One of the random thoughts that came to me while I was reading it was to compare the preachers of yesteryear to those who are preaching today. So I made a comparison to some of Charles Spurgeon’s sermons from the Metropolitan Tabernacle Pulpit which is a 63 volume set of sermons to Max Lucado’s various books which are his sermons from the last 10 years or so. I also compared Joseph Parker’s twenty-plus volume set called Preaching
David Gordon tackles some of the issues facing our generation and points out how modern media methods have literally decreased the ability of both preachers and listeners to think for lengthy periods of time. Gordon takes his title from a book that was written sometime back Why Johnny Can’t Read that explored some of the reasons that children were having difficulties with reading comprehension.
So before you scoff at what the book is implying, think for a moment back to Genesis 3. The first thing the serpent did in the Garden was cause Eve to doubt what God had said. Fast forward over a period of 6000 years and you still have the same thing going on. The serpent is still trying to get us to doubt what God is saying through His Word, the Bible. If he can degenerate the Word and dumb down the ability of the listener to accurately grasp the meaning of Scripture about 90% of his work is done.
Gordon explores Robert Lewis Dabney’s Lectures on Sacred Rhetoric and asks some very potent questions to the man who preaches. You will not go wrong considering what Dabney and Gordon ask about preaching.

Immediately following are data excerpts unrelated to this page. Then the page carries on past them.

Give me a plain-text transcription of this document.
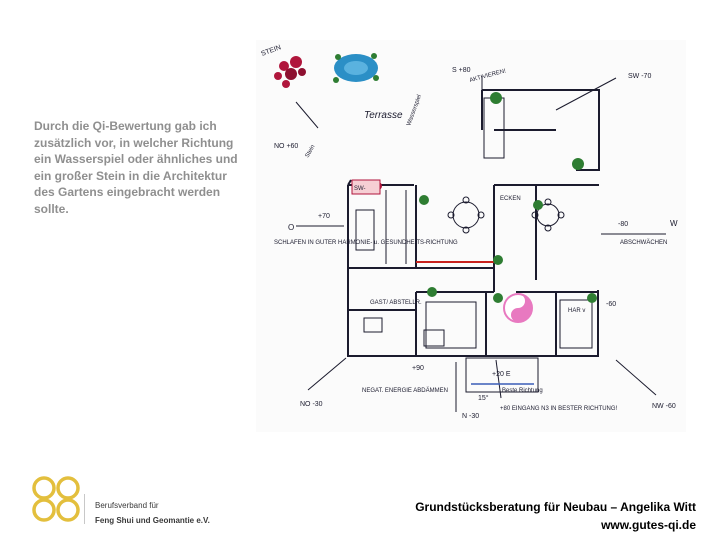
Durch die Qi-Bewertung gab ich zusätzlich vor, in welcher Richtung ein Wasserspiel oder ähnliches und ein großer Stein in die Architektur des Gartens eingebracht werden sollte.
STEIN
Terrasse
SW-
S +80
AKTIVIEREN!	SW -70
NO +60
+70
O
SCHLAFEN IN GUTER HARMONIE- u. GESUNDHEITS-RICHTUNG
-80	W
ABSCHWÄCHEN
GAST/ ABSTELLR.
HAR v
-60
NO -30
+90
NEGAT. ENERGIE ABDÄMMEN
N -30
+20 E
Beste Richtung
15°
+80 EINGANG N3 IN BESTER RICHTUNG!	NW -60
Stein
Wasserspiel
ECKEN
Berufsverband für
Feng Shui und Geomantie e.V.
Grundstücksberatung für Neubau – Angelika Witt
www.gutes-qi.de
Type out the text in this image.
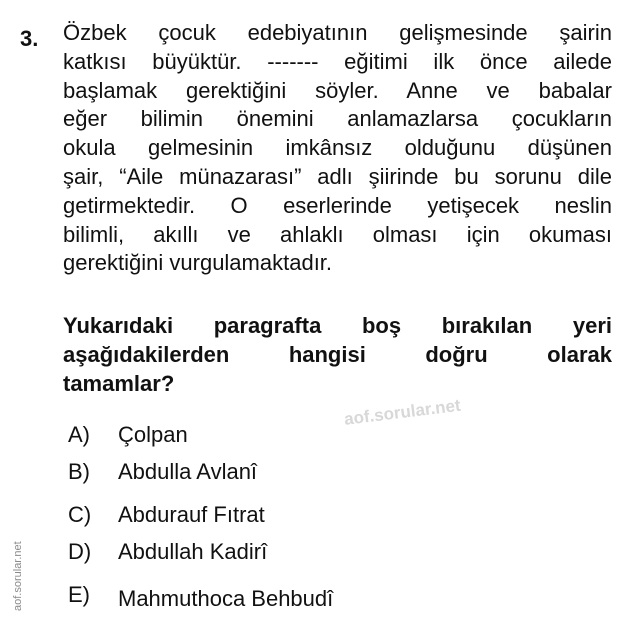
3. Özbek çocuk edebiyatının gelişmesinde şairin
katkısı büyüktür. ------- eğitimi ilk önce ailede
başlamak gerektiğini söyler. Anne ve babalar
eğer bilimin önemini anlamazlarsa çocukların
okula gelmesinin imkânsız olduğunu düşünen
şair, “Aile münazarası” adlı şiirinde bu sorunu dile
getirmektedir. O eserlerinde yetişecek neslin
bilimli, akıllı ve ahlaklı olması için okuması
gerektiğini vurgulamaktadır.
Yukarıdaki paragrafta boş bırakılan yeri
aşağıdakilerden hangisi doğru olarak
tamamlar?
A) Çolpan
B) Abdulla Avlanî
C) Abdurauf Fıtrat
D) Abdullah Kadirî
E) Mahmuthoca Behbudî
aof.sorular.net
aof.sorular.net
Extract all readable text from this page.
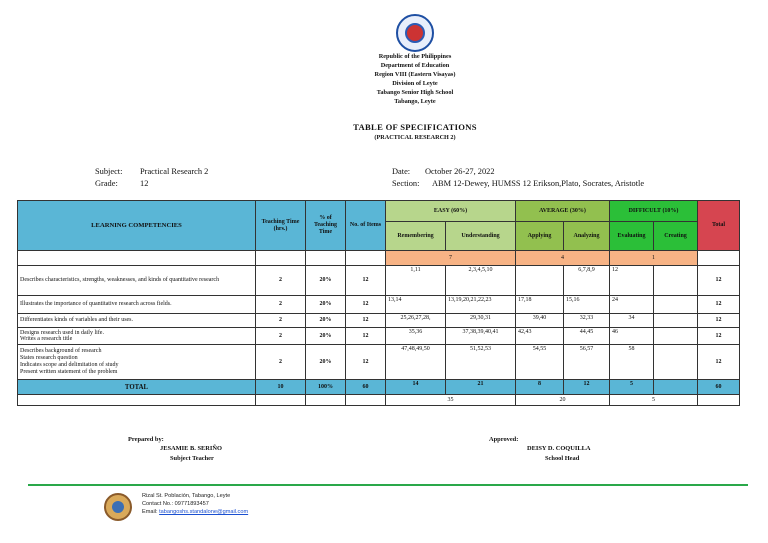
Republic of the Philippines
Department of Education
Region VIII (Eastern Visayas)
Division of Leyte
Tabango Senior High School
Tabango, Leyte
TABLE OF SPECIFICATIONS
(PRACTICAL RESEARCH 2)
Subject: Practical Research 2
Grade:	12
Date: October 26-27, 2022
Section: ABM 12-Dewey, HUMSS 12 Erikson,Plato, Socrates, Aristotle
LEARNING COMPETENCIES	Teaching Time (hrs.)	% of Teaching Time	No. of Items	EASY (60%)		AVERAGE (30%)		DIFFICULT (10%)		Total
				Remembering	Understanding	Applying	Analyzing	Evaluating	Creating	
				7		4		1		
Describes characteristics, strengths, weaknesses, and kinds of quantitative research	2	20%	12	1,11	2,3,4,5,10		6,7,8,9	12		12
Illustrates the importance of quantitative research across fields.	2	20%	12	13,14	13,19,20,21,22,23	17,18	15,16	24		12
Differentiates kinds of variables and their uses.	2	20%	12	25,26,27,28,	29,30,31	39,40	32,33	34		12
Designs research used in daily life.
Writes a research title	2	20%	12	35,36	37,38,39,40,41	42,43	44,45	46		12
Describes background of research
States research question
Indicates scope and delimitation of study
Present written statement of the problem	2	20%	12	47,48,49,50	51,52,53	54,55	56,57	58		12
TOTAL	10	100%	60	14	21	8	12	5		60
				35		20		5		
Prepared by:
JESAMIE B. SERIÑO
Subject Teacher
Approved:
DEISY D. COQUILLA
School Head
Rizal St. Población, Tabango, Leyte
Contact No.: 09771893457
Email: tabangoshs.standalone@gmail.com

If you are a preacher and are content with your preaching—don’t buy this book, you will waste your money. However, if you are a preacher and there is a pressure in your soul to communicate well and promote truth, get this book and read it through once and then go back and read it again with a red pen. Mark it up and make notations in the margins because it will only help you to do more effectively what God has called you to do—preach the Word!